How to Prevent Azure from Closing Idle TCP Connections on Windows Server 2008 R2 VM


2 views

When running stateful applications on Azure VMs, many developers encounter unexpected TCP connection drops after periods of inactivity. The root cause typically stems from either:

  • Azure's platform-level network timeouts
  • Windows Server TCP stack behavior
  • Combination of both

Azure's networking infrastructure includes idle timeout mechanisms to conserve resources:

// Typical Azure TCP timeout values:
- Load Balancer: 4 minutes (default, adjustable)
- Platform-level NAT: 4 minutes (fixed)
- VM Network Stack: Varies by OS configuration

For Windows Server 2008 R2 VMs, implement these registry tweaks:

Windows Registry Editor Version 5.00

[HKEY_LOCAL_MACHINE\SYSTEM\CurrentControlSet\Services\Tcpip\Parameters]
"KeepAliveTime"=dword:000927c0  // 1 hour in milliseconds
"KeepAliveInterval"=dword:000003e8  // 1 second
"TcpMaxDataRetransmissions"=dword:00000014  // 20 retries

Apply these changes and restart the server or affected services.

For proprietary applications where you can't modify the code:

  1. Implement a TCP keepalive wrapper using PowerShell:
# PowerShell TCP Keepalive Monitor
while($true) {
    $connection = Test-NetConnection -ComputerName yourserver -Port yourport
    if (-not $connection.TcpTestSucceeded) {
        Start-Process "YourApp.exe" -ArgumentList "/reconnect"
    }
    Start-Sleep -Seconds 30
}

Create a persistent tunnel using autossh:

autossh -M 0 -N -f -L 3306:localhost:3306 user@yourserver

This maintains an SSH tunnel that automatically reconnects if dropped.

To confirm your changes worked:

netstat -ano | findstr "ESTABLISHED"
wireshark (filter: tcp.port == yourport and tcp.flags.syn == 1)

Monitor for TCP keepalive packets (ACK flags) every configured interval.


When running proprietary client-server applications on Azure VMs, you might encounter unexpected TCP connection drops after periods of inactivity.
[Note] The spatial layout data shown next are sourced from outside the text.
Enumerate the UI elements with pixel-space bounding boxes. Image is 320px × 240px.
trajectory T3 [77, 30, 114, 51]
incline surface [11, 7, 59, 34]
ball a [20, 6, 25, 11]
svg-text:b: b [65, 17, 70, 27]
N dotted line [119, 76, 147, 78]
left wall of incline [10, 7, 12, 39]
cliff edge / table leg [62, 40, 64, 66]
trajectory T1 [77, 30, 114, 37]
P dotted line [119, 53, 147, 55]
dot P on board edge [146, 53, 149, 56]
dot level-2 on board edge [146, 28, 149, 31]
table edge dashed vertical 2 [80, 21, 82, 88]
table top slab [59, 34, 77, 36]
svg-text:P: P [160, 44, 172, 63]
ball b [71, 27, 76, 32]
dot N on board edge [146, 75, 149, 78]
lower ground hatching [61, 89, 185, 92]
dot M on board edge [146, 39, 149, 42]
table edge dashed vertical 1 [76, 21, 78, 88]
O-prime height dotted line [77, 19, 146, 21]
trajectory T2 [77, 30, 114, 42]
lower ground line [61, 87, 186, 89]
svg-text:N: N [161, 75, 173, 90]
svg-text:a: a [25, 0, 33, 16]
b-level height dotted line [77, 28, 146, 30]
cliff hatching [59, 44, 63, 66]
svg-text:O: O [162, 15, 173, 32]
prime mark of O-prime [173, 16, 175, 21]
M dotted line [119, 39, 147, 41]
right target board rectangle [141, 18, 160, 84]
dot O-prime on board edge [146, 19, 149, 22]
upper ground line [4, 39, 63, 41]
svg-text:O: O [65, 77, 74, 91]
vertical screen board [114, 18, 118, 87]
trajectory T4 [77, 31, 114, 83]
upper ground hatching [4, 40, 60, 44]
This behavior stems from multiple layers in the Azure/Windows networking stack:

  • Azure's default Load Balancer has a 4-minute idle timeout (even for single instances)
  • Windows Server TCP stack has its own keepalive mechanisms
  • Azure NSG (Network Security Group) flow timeout settings

First, confirm where the timeout is occurring by running these PowerShell commands on your VM:

# Check TCP keepalive parameters
Get-NetTCPConnection -State Established | Select-Object -Property *
 
# Check current keepalive settings (default is 2 hours)
netsh interface tcp show global

Option 1: Registry Modification (Windows-level fix)

Adjust the TCP keepalive parameters at the OS level:

# Set keepalive time to 5 minutes (300000 ms)
Set-ItemProperty -Path "HKLM:\SYSTEM\CurrentControlSet\Services\Tcpip\Parameters" 
    -Name "KeepAliveTime" -Value 300000 -Type DWord

# Set keepalive interval to 1 minute (60000 ms)
Set-ItemProperty -Path "HKLM:\SYSTEM\CurrentControlSet\Services\Tcpip\Parameters" 
    -Name "KeepAliveInterval" -Value 60000 -Type DWord

# Restart TCP/IP stack
Restart-Service -Name Dnscache -Force

Option 2: Application-Level Workaround

If you can't modify the proprietary app, create a simple PowerShell watchdog:

# PersistentConnectionWatcher.ps1
$targetPort = 12345 # Your application port
$interval = 60 # Seconds between checks

while($true) {
    $conn = Get-NetTCPConnection -LocalPort $targetPort -State Established
    if(-not $conn) {
        Write-Host "Connection lost - $(Get-Date)"
        # Add reconnection logic here if possible
    }
    Start-Sleep -Seconds $interval
}

Option 3: Azure NSG Flow Timeout Adjustment

For VMs with Network Security Groups attached:

# Azure CLI command to modify flow timeout
az network nsg rule update \
    --resource-group YourResourceGroup \
    --nsg-name YourNSGName \
    --name YourRuleName \
    --set idleTimeoutInMinutes=30

Verify your changes with Wireshark or this PowerShell snippet:

# Monitor TCP connections continuously
while($true) {
    Get-NetTCPConnection -LocalPort YourAppPort | 
        Select-Object LocalAddress,LocalPort,RemoteAddress,RemotePort,State,@{Name="Time";Expression={Get-Date}}
    Start-Sleep -Seconds 10
}

Remember that these changes might affect other applications on the same VM. Always test in a staging environment first.